I’m sure we’ve all heard of the Good News Club – those purveyors of putrid purloined mythology. It’s enough to gag the more rational among us.
This week’s gem is about…advocating genocide
The Good News Club, an after-school club sponsored by a group called the Child Evangelism Fellowship (CEF), is offering bible lessons to public school children that include the biblical story of God telling Saul to kill the godless Amalekites.
In the bible, 1 Samuel (15:3) says: “Now go, attack the Amalekites, and totally destroy all that belongs to them. Do not spare them; put to death men and women, children and infants, cattle and sheep, camels and donkeys.”
So it’s not enough to wipe out everyone down to the last infant, but their livestock is also under suspicion of…what? ‘Godlessness?’.
However, some people are concerned that this story will teach genocide to children, as various faiths have tried to use it to justify violent acts, reports the U.K. Guardian.
Insert ‘Abramanic’ in between ‘various’ and ‘faiths’. Oh, but wait: we can’t offend the little weirdoes, can we?
On their web site, the CEF says: “As with all CEF ministries, the purpose of Good News Club is to evangelize boys and girls with the Gospel of the Lord Jesus Christ and establish (disciple) them in the Word of God and in a local church for Christian living.”
Polluting their brains, you mean.
There over 3,000 clubs in public schools, since a 2001 Supreme Court ruling, which said that the Good News Clubs can meet in public schools in the United States after school hours on the same terms as other community groups. The kids are not required to go to the Good News Clubs and need parental permission to attend.
One can only hope that decent intelligent parents will say ‘no’.
Beyond the biblical teaching, are follow up questions that disturb critics.
‘Beyond the biblical teaching’? This is the problem with accommodating these throwbacks: the bible is a load of shit, plain and simple.
The CEF instruction manual reportedly states: “The Amalekites had heard about Israel’s true and living God many years before, but they refused to believe in him. The Amalekites refused to believe in God and God had promised punishment.”
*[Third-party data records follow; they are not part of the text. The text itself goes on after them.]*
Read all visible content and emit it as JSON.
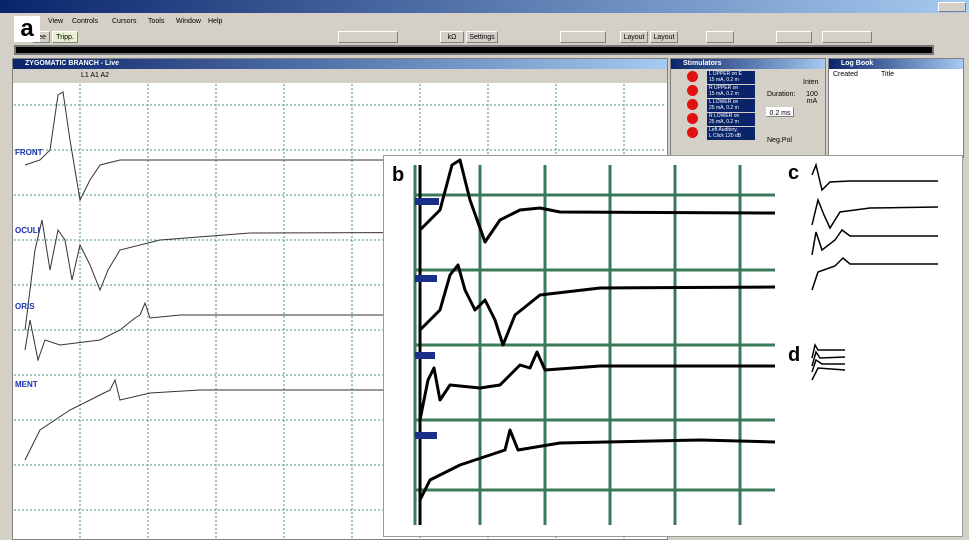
{
  "panel_labels": {
    "a": "a",
    "b": "b",
    "c": "c",
    "d": "d"
  },
  "menu": [
    "View",
    "Controls",
    "Cursors",
    "Tools",
    "Window",
    "Help"
  ],
  "toolbar": {
    "mode_left": "ree",
    "mode_right": "Tripp.",
    "impedance": "kΩ",
    "settings": "Settings",
    "layout_1": "Layout",
    "layout_2": "Layout"
  },
  "main_window": {
    "title": "ZYGOMATIC BRANCH - Live",
    "trace_toolbar": "L1  A1  A2",
    "channels": [
      "FRONT",
      "OCULI",
      "ORIS",
      "MENT"
    ]
  },
  "stimulators": {
    "title": "Stimulators",
    "items": [
      {
        "line1": "L UPPER on E",
        "line2": "15 mA, 0.2 m"
      },
      {
        "line1": "R UPPER on",
        "line2": "15 mA, 0.2 m"
      },
      {
        "line1": "L LOWER on",
        "line2": "25 mA, 0.2 m"
      },
      {
        "line1": "R LOWER on",
        "line2": "25 mA, 0.2 m"
      },
      {
        "line1": "Left Auditory,",
        "line2": "L Click 120 dB"
      }
    ],
    "duration_label": "Duration:",
    "duration_value": "0.2 ms",
    "intensity_label": "Inten",
    "intensity_value": "100 mA",
    "neg_pol": "Neg.Pol"
  },
  "log_book": {
    "title": "Log Book",
    "columns": [
      "Created",
      "Title"
    ]
  }
}
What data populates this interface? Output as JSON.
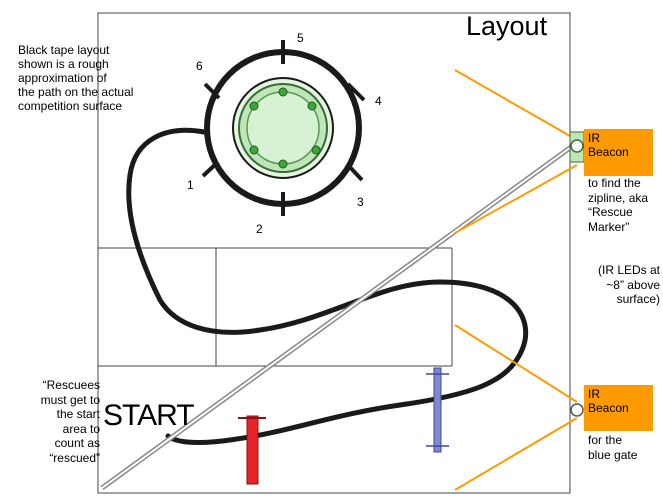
{
  "title": "Layout",
  "notes": {
    "path_note": "Black tape layout\nshown is a rough\napproximation of\nthe path on the actual\ncompetition surface",
    "rescue_note": "“Rescuees\nmust get to\nthe start\narea to\ncount as\n“rescued”"
  },
  "start_label": "START",
  "ring_numbers": [
    "1",
    "2",
    "3",
    "4",
    "5",
    "6"
  ],
  "beacons": {
    "top": {
      "label": "IR\nBeacon",
      "description": "to find the\nzipline, aka\n“Rescue\n Marker”"
    },
    "bottom": {
      "label": "IR\nBeacon",
      "description": "for the\nblue gate"
    },
    "ir_note": "(IR LEDs at\n~8” above\nsurface)"
  },
  "colors": {
    "orange": "#ff9a00",
    "red_gate": "#e8232a",
    "blue_gate": "#8088d0",
    "green_core": "#cdeec9",
    "tape": "#1a1a1a"
  }
}
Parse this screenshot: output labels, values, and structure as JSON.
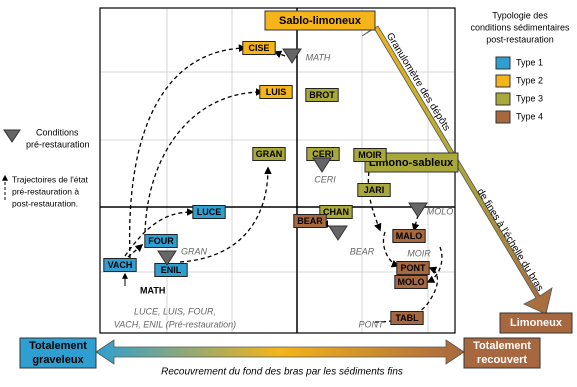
{
  "legend": {
    "title_lines": [
      "Typologie des",
      "conditions sédimentaires",
      "post-restauration"
    ],
    "types": [
      {
        "label": "Type 1",
        "color": "#2e9fd0",
        "sites": [
          "LUCE",
          "FOUR",
          "VACH",
          "ENIL"
        ]
      },
      {
        "label": "Type 2",
        "color": "#f4b41a",
        "sites": [
          "CISE",
          "LUIS"
        ]
      },
      {
        "label": "Type 3",
        "color": "#a9a83a",
        "sites": [
          "BROT",
          "GRAN",
          "CERI",
          "MOIR",
          "JARI",
          "CHAN"
        ]
      },
      {
        "label": "Type 4",
        "color": "#a8683f",
        "sites": [
          "BEAR",
          "MALO",
          "PONT",
          "MOLO",
          "TABL"
        ]
      }
    ]
  },
  "pre_legend": {
    "marker_label": [
      "Conditions",
      "pré-restauration"
    ],
    "trajectory_label": [
      "Trajectoires de l'état",
      "pré-restauration à",
      "post-restauration."
    ]
  },
  "pre_restoration_labels": [
    "MATH",
    "CERI",
    "MOLO",
    "BEAR",
    "GRAN",
    "MOIR",
    "PONT"
  ],
  "math_label": "MATH",
  "note_lines": [
    "LUCE, LUIS, FOUR,",
    "VACH, ENIL (Pré-restauration)"
  ],
  "vertical_axis": {
    "top": "Sablo-limoneux",
    "middle": "Limono-sableux",
    "bottom": "Limoneux",
    "label_lines": [
      "Granulomètre des dépôts",
      "de fines à l'échelle du bras"
    ]
  },
  "horizontal_axis": {
    "left": [
      "Totalement",
      "graveleux"
    ],
    "right": [
      "Totalement",
      "recouvert"
    ],
    "label": "Recouvrement du fond des bras par les sédiments fins"
  }
}
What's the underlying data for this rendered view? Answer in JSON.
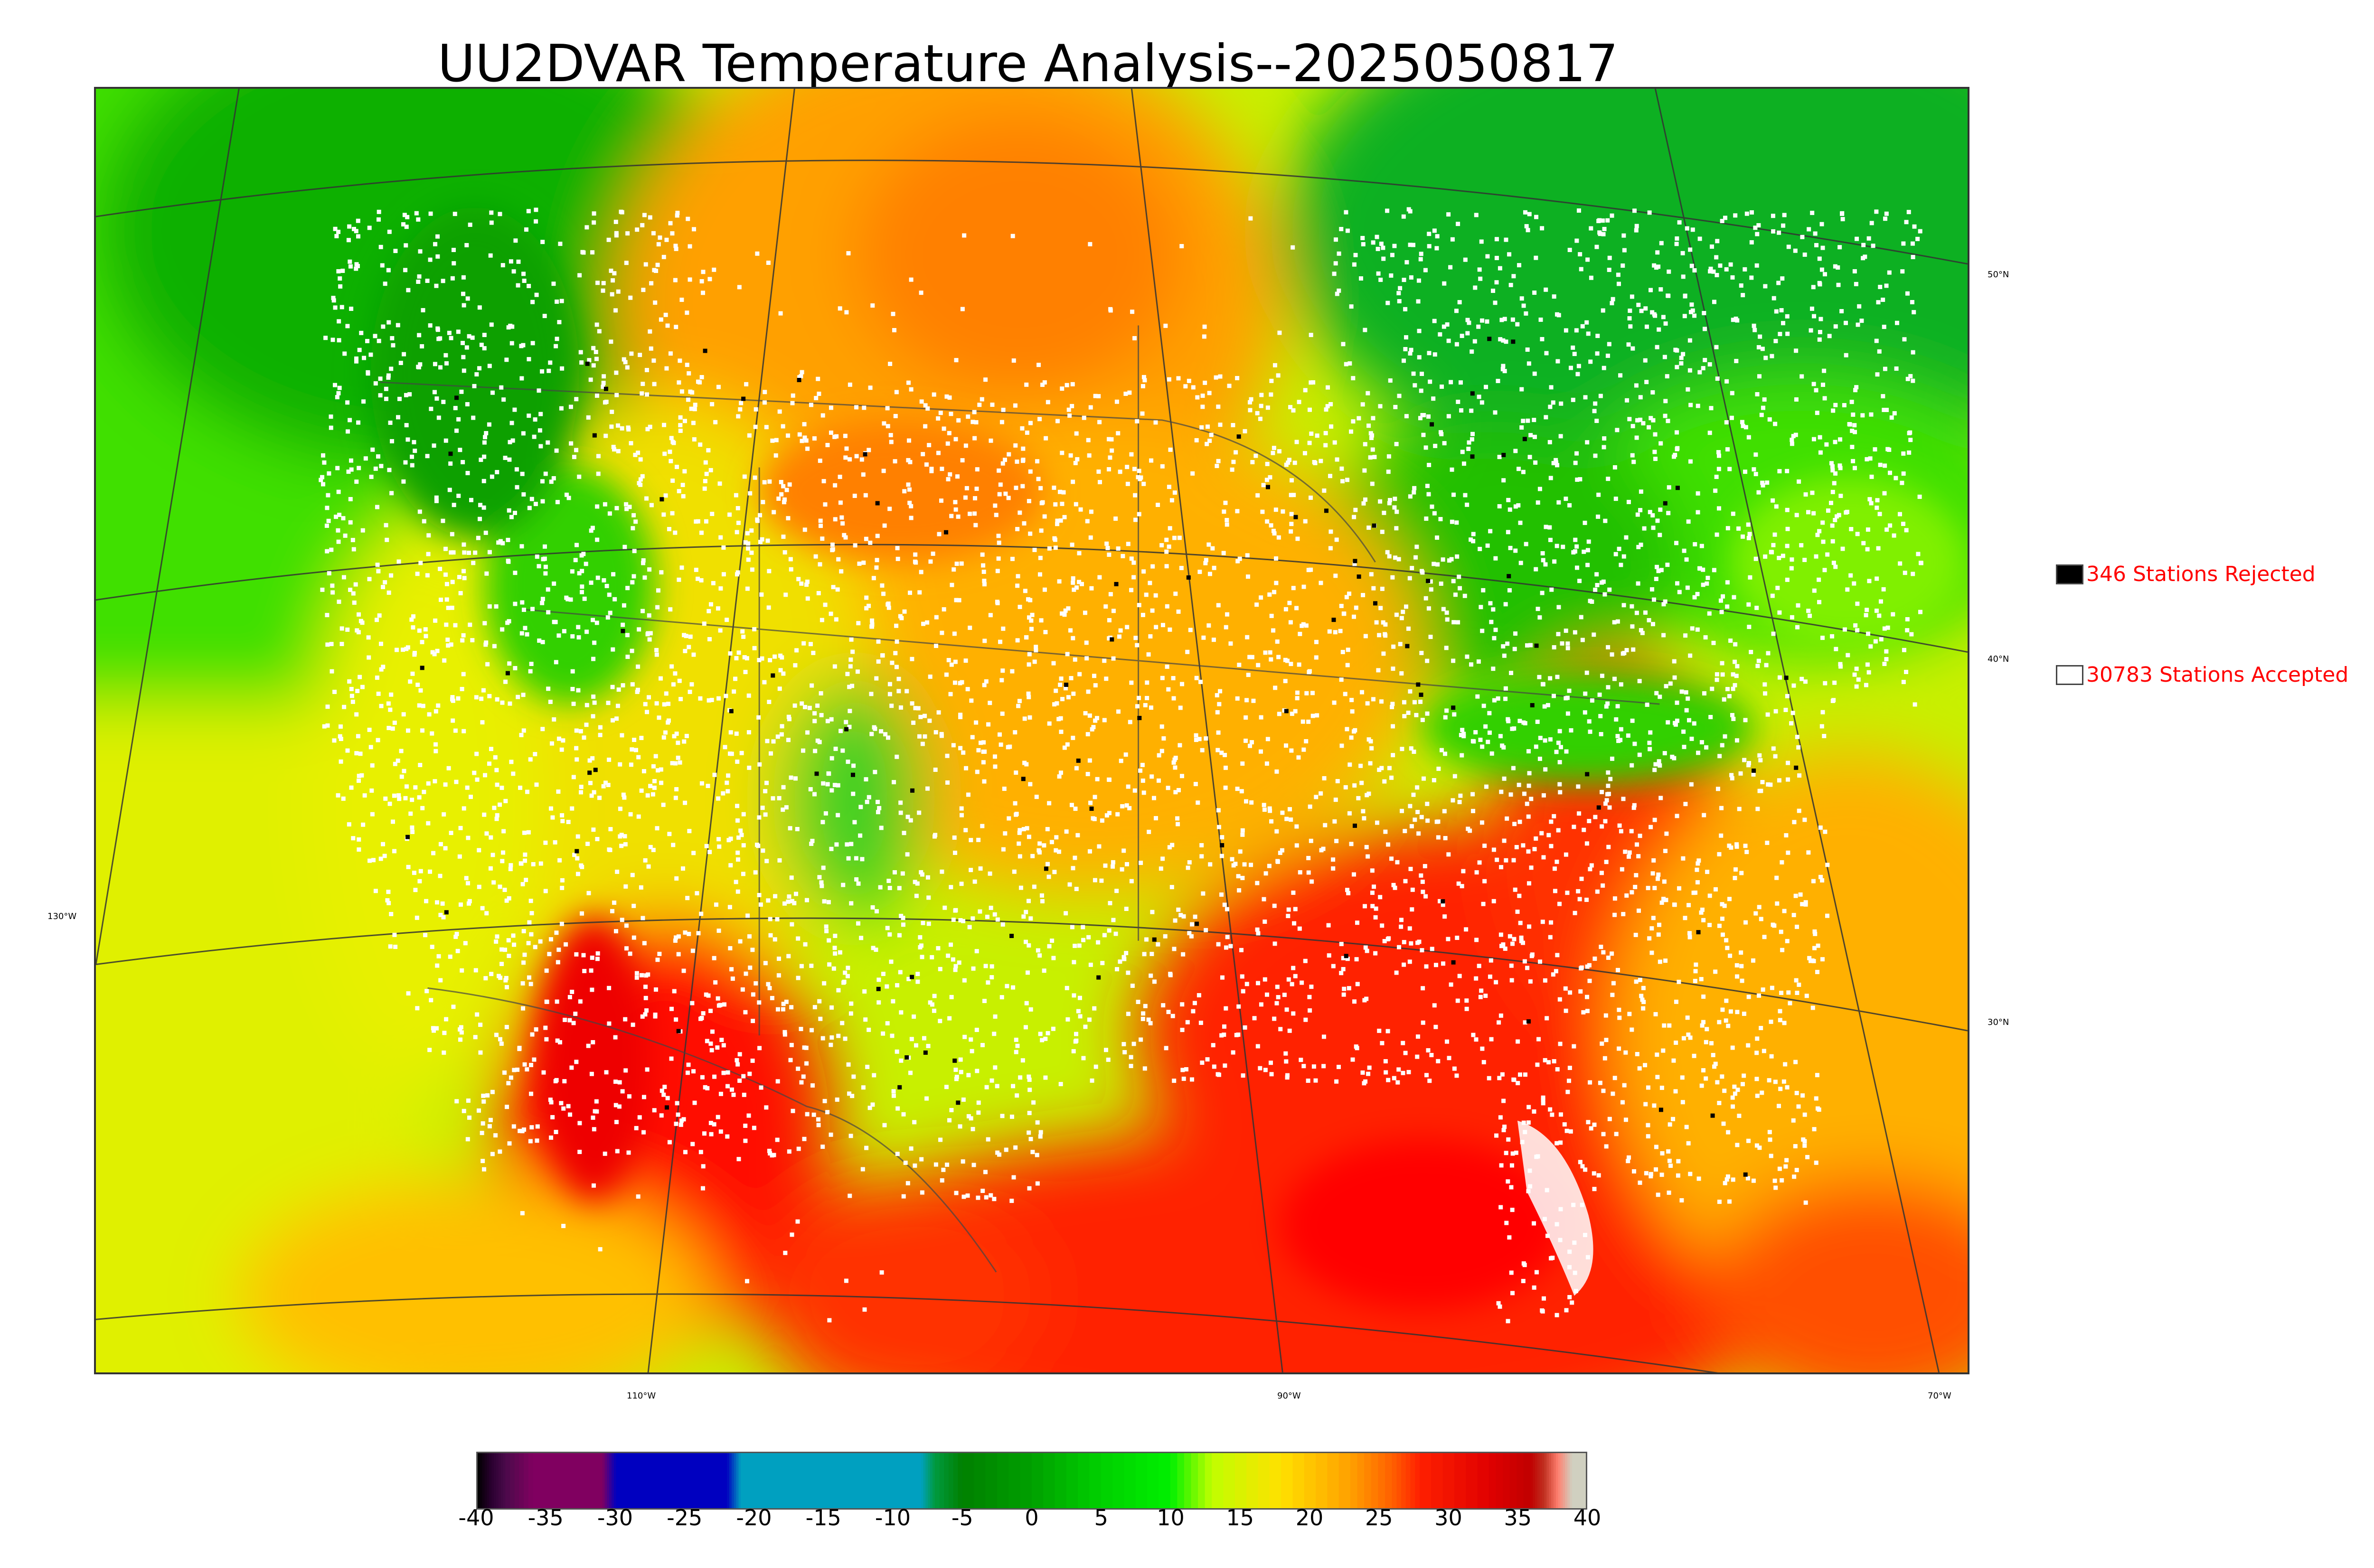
{
  "title": "UU2DVAR Temperature Analysis--2025050817",
  "legend": {
    "rejected": {
      "label": "346 Stations Rejected",
      "swatch_color": "#000000",
      "text_color": "#ff0000"
    },
    "accepted": {
      "label": "30783 Stations Accepted",
      "swatch_color": "#ffffff",
      "text_color": "#ff0000"
    }
  },
  "graticule": {
    "latitudes": [
      "50°N",
      "40°N",
      "30°N"
    ],
    "longitudes": [
      "130°W",
      "110°W",
      "90°W",
      "70°W"
    ]
  },
  "colorbar": {
    "ticks": [
      "-40",
      "-35",
      "-30",
      "-25",
      "-20",
      "-15",
      "-10",
      "-5",
      "0",
      "5",
      "10",
      "15",
      "20",
      "25",
      "30",
      "35",
      "40"
    ],
    "min": -40,
    "max": 40,
    "units": "",
    "stops": [
      {
        "v": -40,
        "color": "#000000"
      },
      {
        "v": -39,
        "color": "#2a0030"
      },
      {
        "v": -38,
        "color": "#4a0a4a"
      },
      {
        "v": -36,
        "color": "#800060"
      },
      {
        "v": -31,
        "color": "#800060"
      },
      {
        "v": -30,
        "color": "#0000c0"
      },
      {
        "v": -22,
        "color": "#0000c0"
      },
      {
        "v": -21,
        "color": "#00a0c0"
      },
      {
        "v": -8,
        "color": "#00a0c0"
      },
      {
        "v": -7,
        "color": "#009a40"
      },
      {
        "v": -5,
        "color": "#008000"
      },
      {
        "v": 0,
        "color": "#00a000"
      },
      {
        "v": 5,
        "color": "#00d000"
      },
      {
        "v": 10,
        "color": "#00f000"
      },
      {
        "v": 13,
        "color": "#c0ff00"
      },
      {
        "v": 18,
        "color": "#ffe000"
      },
      {
        "v": 23,
        "color": "#ffa000"
      },
      {
        "v": 26,
        "color": "#ff6000"
      },
      {
        "v": 28,
        "color": "#ff2000"
      },
      {
        "v": 33,
        "color": "#e00000"
      },
      {
        "v": 36,
        "color": "#c00000"
      },
      {
        "v": 37,
        "color": "#c03020"
      },
      {
        "v": 38,
        "color": "#ff8070"
      },
      {
        "v": 39,
        "color": "#d0d0c0"
      },
      {
        "v": 40,
        "color": "#d0d0c0"
      }
    ]
  },
  "map": {
    "description_colors": {
      "cold": "#00b000",
      "cool": "#00ff00",
      "mild": "#d8ff00",
      "warm": "#ffa000",
      "hot": "#ff2000",
      "station_accepted": "#ffffff",
      "station_rejected": "#000000"
    }
  }
}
Translation: the head priests made some shit up, and stoked up the rabble to go after the malcontents. The Amalekites were Semitic, after all.
“If you are asked to do something, how much of it do you need to do before you can say, ‘I did it!’? If only Saul had been willing to seek God for strength to obey!”
Translation: if only old Saul had been a teeny weeny more psychotic!
A review question in the text adds: “How did King Saul only partly obey God when he attacked the Amalekites? [He did not completely destroy as God had commanded, he kept the king and some of the animals alive.]”
This is one of those items that I find truly frightening about religious people. Many many years ago (when I was studying the bible, and was giving some thought to actually ‘converting, another long story in and of itself), I started having some serious ethical doubts about the ‘holy’ book, specifically about the slaughter of the Canaanites. So I called my BAC buddy, and asked him. “Oh,” he tossed off casually, “that’s easy. The Canaanites were people of loose morality – they had too much sex with complete strangers.” (That’s not verbatim, loose paraphrase, but close enough.) I got off the phone, thought about it, and recoiled inwardly in horror. Because it’s a lousy excuse.
In the case of the Amalekites, the Talmud/Torah talks about this tribe constantly attacking and assaulting the Israelites on a regular basis. So this ‘hey gawd told us to’ is just a cover for exterminating the bad guys.
If they really were, that is. Historical analysis and comparisons between the facts and the fables show that the Talmud is a load of shit. Almost everything in it is wrong. It’s a chronicle of a bunch of barbarians patting themselves on their collective backs and making up a lot of fish stories.
Or to put it in context: it’s all mishegas.